As for gameplay, Yakuza Kiwami is an action-adventure game with elements of the open world, RPG and a bit of beat-em-up on the side. The game follows a chapter format where within each chapter of the game, you can do many things. Doing the story is one option but there’s a plethora of activities and mini-games for players to do. Kamurocho is a town that offers various doings such as bowling, pool, darts, karaoke, mahjong and so forth. Players can go to Hostess Clubs and woo beautiful women that work there. If they’re lucky and do well, they can take them out to dates. It’s as if SEGA took a piece of Japan’s heart and soul and integrates it into the game.

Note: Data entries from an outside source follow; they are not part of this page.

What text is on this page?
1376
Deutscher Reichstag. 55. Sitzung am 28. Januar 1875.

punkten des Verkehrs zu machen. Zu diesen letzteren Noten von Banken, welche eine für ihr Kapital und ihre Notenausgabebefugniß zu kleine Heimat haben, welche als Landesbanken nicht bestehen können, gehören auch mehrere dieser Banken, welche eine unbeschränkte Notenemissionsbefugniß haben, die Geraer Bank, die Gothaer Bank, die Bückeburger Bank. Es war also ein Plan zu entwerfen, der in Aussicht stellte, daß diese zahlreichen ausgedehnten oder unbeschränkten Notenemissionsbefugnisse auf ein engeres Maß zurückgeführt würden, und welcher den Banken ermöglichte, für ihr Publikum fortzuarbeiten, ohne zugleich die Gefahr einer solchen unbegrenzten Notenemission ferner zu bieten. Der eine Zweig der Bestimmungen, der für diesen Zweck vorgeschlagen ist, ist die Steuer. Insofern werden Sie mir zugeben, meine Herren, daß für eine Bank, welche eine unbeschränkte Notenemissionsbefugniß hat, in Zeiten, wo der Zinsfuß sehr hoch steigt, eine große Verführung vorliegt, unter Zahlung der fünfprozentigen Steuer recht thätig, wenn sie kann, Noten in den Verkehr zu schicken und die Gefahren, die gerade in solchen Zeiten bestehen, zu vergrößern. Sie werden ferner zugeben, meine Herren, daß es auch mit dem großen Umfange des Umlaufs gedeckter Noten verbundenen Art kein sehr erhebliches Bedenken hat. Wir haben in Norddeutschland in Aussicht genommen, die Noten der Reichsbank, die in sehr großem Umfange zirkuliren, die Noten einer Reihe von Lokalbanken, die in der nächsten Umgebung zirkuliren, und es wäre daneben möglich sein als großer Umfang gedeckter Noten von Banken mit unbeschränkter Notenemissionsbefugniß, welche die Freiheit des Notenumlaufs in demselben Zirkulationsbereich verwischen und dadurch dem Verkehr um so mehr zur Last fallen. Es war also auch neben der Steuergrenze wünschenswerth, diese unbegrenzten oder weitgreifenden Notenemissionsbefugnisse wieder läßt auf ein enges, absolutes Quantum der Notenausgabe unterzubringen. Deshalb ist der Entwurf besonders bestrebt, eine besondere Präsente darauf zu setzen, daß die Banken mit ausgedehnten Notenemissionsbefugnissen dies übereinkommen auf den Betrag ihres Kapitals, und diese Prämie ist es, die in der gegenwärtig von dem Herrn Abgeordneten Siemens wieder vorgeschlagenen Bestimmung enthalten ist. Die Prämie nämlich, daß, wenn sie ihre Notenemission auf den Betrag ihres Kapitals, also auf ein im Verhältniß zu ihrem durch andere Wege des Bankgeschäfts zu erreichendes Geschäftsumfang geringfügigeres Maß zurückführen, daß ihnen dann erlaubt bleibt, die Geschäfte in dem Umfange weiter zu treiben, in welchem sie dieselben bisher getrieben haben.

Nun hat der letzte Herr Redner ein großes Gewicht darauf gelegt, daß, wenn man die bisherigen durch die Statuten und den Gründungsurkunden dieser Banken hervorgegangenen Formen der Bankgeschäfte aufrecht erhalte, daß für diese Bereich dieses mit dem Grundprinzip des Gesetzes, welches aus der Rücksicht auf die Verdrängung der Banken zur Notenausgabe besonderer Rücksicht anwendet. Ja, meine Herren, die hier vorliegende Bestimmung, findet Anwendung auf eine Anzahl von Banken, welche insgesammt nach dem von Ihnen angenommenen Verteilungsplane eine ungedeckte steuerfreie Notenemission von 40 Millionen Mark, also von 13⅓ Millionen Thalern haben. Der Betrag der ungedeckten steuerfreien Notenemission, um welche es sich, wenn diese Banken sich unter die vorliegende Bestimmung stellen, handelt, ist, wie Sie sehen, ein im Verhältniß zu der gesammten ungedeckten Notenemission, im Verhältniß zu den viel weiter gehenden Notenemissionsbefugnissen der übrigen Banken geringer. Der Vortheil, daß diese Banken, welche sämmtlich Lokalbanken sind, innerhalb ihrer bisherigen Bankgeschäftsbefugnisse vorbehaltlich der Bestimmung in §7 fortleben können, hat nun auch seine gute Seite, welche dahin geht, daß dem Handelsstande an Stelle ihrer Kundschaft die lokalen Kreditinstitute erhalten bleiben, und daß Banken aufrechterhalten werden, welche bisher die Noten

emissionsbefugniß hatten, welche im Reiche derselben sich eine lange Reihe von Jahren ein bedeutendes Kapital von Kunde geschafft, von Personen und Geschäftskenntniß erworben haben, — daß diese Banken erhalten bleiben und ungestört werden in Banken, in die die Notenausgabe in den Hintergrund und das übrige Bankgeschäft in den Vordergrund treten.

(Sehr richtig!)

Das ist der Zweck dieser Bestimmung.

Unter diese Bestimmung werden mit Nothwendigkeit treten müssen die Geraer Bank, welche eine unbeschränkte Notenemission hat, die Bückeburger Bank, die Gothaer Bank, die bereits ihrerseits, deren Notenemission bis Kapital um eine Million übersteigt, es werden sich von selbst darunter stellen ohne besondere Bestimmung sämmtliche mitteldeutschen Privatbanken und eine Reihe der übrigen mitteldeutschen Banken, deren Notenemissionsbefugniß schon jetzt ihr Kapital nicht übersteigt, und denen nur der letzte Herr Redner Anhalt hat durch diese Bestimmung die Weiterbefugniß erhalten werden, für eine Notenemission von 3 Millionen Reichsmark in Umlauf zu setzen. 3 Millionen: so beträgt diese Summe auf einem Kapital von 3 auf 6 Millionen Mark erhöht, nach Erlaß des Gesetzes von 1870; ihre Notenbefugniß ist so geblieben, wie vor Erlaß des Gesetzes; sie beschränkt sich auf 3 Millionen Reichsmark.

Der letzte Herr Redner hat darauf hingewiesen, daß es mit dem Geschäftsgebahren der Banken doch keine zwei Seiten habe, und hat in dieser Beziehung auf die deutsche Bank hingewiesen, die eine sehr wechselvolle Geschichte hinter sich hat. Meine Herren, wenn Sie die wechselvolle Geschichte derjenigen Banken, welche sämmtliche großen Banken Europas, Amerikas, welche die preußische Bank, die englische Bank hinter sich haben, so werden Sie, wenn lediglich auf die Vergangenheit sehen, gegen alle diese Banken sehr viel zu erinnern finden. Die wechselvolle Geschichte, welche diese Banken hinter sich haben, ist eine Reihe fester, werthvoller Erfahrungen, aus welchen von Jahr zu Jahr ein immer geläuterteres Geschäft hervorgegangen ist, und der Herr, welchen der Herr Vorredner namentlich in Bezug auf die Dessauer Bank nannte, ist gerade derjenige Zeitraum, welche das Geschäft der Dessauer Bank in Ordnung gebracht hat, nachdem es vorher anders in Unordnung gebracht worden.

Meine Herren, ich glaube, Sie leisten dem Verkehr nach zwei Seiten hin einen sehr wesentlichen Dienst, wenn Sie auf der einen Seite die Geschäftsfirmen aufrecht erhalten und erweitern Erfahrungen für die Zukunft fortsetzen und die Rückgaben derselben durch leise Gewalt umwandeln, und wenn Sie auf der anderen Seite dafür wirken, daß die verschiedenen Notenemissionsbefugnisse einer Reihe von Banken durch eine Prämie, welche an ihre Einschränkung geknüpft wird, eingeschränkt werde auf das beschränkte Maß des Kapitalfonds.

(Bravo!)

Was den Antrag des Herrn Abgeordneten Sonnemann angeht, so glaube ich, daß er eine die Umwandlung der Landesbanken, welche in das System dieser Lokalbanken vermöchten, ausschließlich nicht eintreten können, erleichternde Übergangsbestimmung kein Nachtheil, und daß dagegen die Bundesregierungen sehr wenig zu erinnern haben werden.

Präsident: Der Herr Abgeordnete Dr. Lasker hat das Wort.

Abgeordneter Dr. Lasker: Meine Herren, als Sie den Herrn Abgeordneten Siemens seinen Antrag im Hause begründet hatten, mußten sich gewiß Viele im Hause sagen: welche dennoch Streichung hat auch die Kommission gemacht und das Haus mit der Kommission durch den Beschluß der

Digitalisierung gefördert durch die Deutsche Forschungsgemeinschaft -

Not only that but players will encounter trouble in the form of punks. Things shift into a beat-em-up. Kiryu has access to three different fighting styles: Brawler, Rush, and Beast. Brawler is balanced, Rush specializes on speed and quick punches and Beast is all about brute force. You use these three styles to take down anyone that gets in your way. Taking down foes give you experience and you use the experience to unlock new moves and techniques for your three styles. There is an additional fourth style: Dragon and that is unlocked with a new feature that’s exclusive to Yakuza Kiwami: Majima Everywhere.

Majima Everywhere is pretty much a mini-game where you must encounter and battle Majima in order to fully max out the Dragon style. It can range from a variety of activities but they all have one simple goal: building up the fourth style. Being that it is an open-world game, players will have to prepare themselves for survival. The city offers plenty of places to stock up on supplies for the trials ahead. The yen is the game’s currency and you get it by completing sub-stories and selling stuff. Not only that but the game also has various sub-stories that detail life within Kamurocho and it’s people. Completing them offers plenty of rewards like goods and experience. But overall the game really gives you a lot to do.

All of this is enough to drive players to spend hours on completing the game. If you focus on story alone, the game will take about 20-30 hours but to 100% the game, it extends to the hundreds. Beating the game also adds more replay value with the Premium Adventure and Legend difficulty. As far as presentation goes, the game is a step up from both the PS2 and PS3 versions. It’s seamless and fluid with no load times to get in the way. The game also is amazing at 1080p running at 60fps. The character models are good and show a variety of expressions to boot. As for the voice acting, SEGA decided to give it an overhaul dropping the English dub in favor of a Japanese one. It’s very good. Fortunately, there are English subtitles but for those that would want to see the 2005 dub come to this game, expect to be disappointed. The music has some remixed tunes that were in the original but it’s a bit mixed. Some are really good while others are a bit of a miss. It shouldn’t stop players from enjoying the game.

Though there is a lot of good with Yakuza Kiwami, the game has some faults. The combat can get hectic at times when there are a lot of enemies. Fortunately, the game fixes some of the issues and lets you automatically attack the nearest enemy. It still doesn’t excuse the fact that at times, enemies can pack heavy artillery and you’d be really screwed. Also, the Majima Everywhere can be a repetitive grind, all for the sake of maxing out the fourth style, Dragon.

Yakuza Kiwami is a Yakuza game redone for the modern generation of gaming. With a stepped-up presentation, solid gameplay and plenty of content, what more needs to be said? Plus it has a story that gets you invested in the characters. SEGA put a lot of love towards the franchise and it shows with Kiwami. With SEGA announcing remasters of the other Yakuza games, now is a good time to get into the series. Want a starting point, go with either 0 or Kiwami but Kiwami is a good choice to see where the series began.

I give Yakuza Kiwami a 9 out of 10. It is a must buy game and earns my personal seal of approval.